Can a dealership keep my tags and registration?

I purchased a used car and paid the dealer $2500 for a down payment. The dealer put down $3000 as a down payment on the contract he submitted to the bank because he said that this bank required a $3000 down payment. He told me that I could pay the $500 over time, however the car notes started to roll in and my budget wont allow me to come up with $500. Now the dealership is holding my license plate and registration. What can I do? I’m already on my third temporary tag from the dealer and its about to expire .

Asked on October 24, 2011 under General Practice, Tennessee

Answers:

SJZ, Member, New York Bar / FreeAdvice Contributing Attorney

Answered 9 years ago | Contributor

The first issue here is what does the contract of sale *you* signed say? If you and the dealership agreed to a $2,500 down payment, that is all you needed to provide, no matter the dealer may have told the bank; you would be entitled to the car in theory (see below) because  you have complied with the agreement between you and the dealership. On the other hand, if the contract of sale required $3,000 down, that's what you would need to provide.

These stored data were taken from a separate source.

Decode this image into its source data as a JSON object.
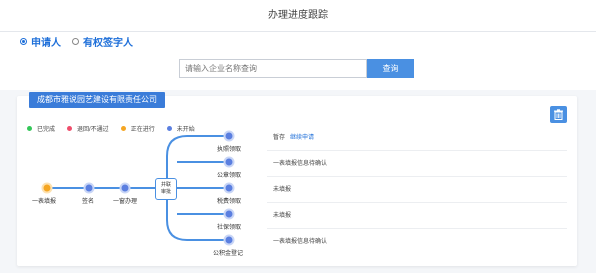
{
  "header": {
    "title": "办理进度跟踪"
  },
  "applicant": {
    "options": [
      {
        "label": "申请人",
        "checked": true
      },
      {
        "label": "有权签字人",
        "checked": false
      }
    ]
  },
  "search": {
    "placeholder": "请输入企业名称查询",
    "button_label": "查询"
  },
  "card": {
    "company_name": "成都市雅说园艺建设有限责任公司",
    "legend": [
      {
        "label": "已完成",
        "color": "#34c759"
      },
      {
        "label": "退回/不通过",
        "color": "#ef4d6b"
      },
      {
        "label": "正在进行",
        "color": "#f5a623"
      },
      {
        "label": "未开始",
        "color": "#5b7fe0"
      }
    ],
    "flow": {
      "main_steps": [
        "一表填报",
        "签名",
        "一窗办理"
      ],
      "hub_label_line1": "并联",
      "hub_label_line2": "审批",
      "branches": [
        "执照领取",
        "公章领取",
        "税费领取",
        "社保领取",
        "公积金登记"
      ]
    },
    "statuses": [
      {
        "text": "暂存",
        "link": "继续申请"
      },
      {
        "text": "一表填报信息待确认",
        "link": ""
      },
      {
        "text": "未填报",
        "link": ""
      },
      {
        "text": "未填报",
        "link": ""
      },
      {
        "text": "一表填报信息待确认",
        "link": ""
      }
    ]
  }
}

Complicating matters is that if you signed off on the contract or paperwork the dealer submitted to the bank, then even if the original contract between you and the dealer specified $2,500, the second contract may have superceded it; and/or you have committed fraud, by submitting false documentation to the bank. This could be a very complicated situation, if there are two contracts or sets of paper with different dollar amounts on them; or if there is only one contract with $3,000 on it, that would be the terms you agreed to--though in that case, it is possible you have a fraud case against the dealer, if the dealer represented to you that you'd only have to pay $2,500 down while preparing paperwork for $3,000.

In short, this again could be very complicated, since your rights depend on what was said, when; on what is one the contract; on how many contracts or forms there are, and whether they contradict each other; and on which forms you have signed. You should speak with an attorney, bringing copies of all documentation, to try and sort this out.